Face-recognition algorithms often use a similar approach with different criteria. One common criterion involves drawing an arrow at each point of the image toward the lightest nearby area. For example, a point at the top of an eyebrow would have an arrow pointing upward, since the skin above the eyebrow is lighter than the eyebrow hair below. Crucially, that will be true regardless of how the face is lit. The face-recognition algorithm can then compare the distributions of the arrows to match up different images of the same face.

In the first two months after its May release, Leafsnap was downloaded more than 300,000 times, swamping the servers in Belhumeur’s lab. The team now wants to expand to include trees across the entire United States.
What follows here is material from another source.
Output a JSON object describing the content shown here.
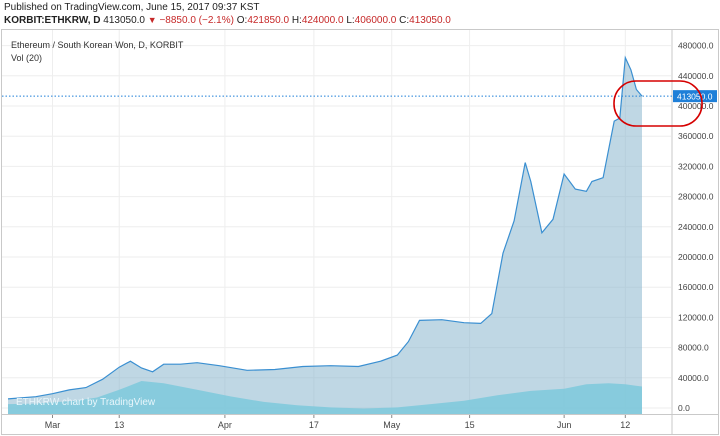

Shape analysis has the potential for much broader application. Google, for example, would like to develop its Google Goggles app to recognize a pair of shoes from their shape in a photograph and take you to a website to buy them. Doctors would like to be able to take a CAT scan, identify the organs from their shapes, and use a computer to precisely guide radiation treatment. Other researchers are working to identify Alzheimer’s patients from the shape of their hippocampi. Leafsnap’s basic mathematical approach could be applied to all these problems.

For now, the team is pretty happy with just leaves. Belhumeur tried the app prototype on the puzzling tree outside his apartment. The answer made his heart sink: a sawtooth oak. “I thought, that’s discouraging, because this is clearly not an oak,” he says. “I know what an oak looks like, and this isn’t it.” But even though he knew that oaks have round, lobed leaves, not the pointed ones on his tree, he checked out the sawtooth oak anyway. And sure enough, the app had it right.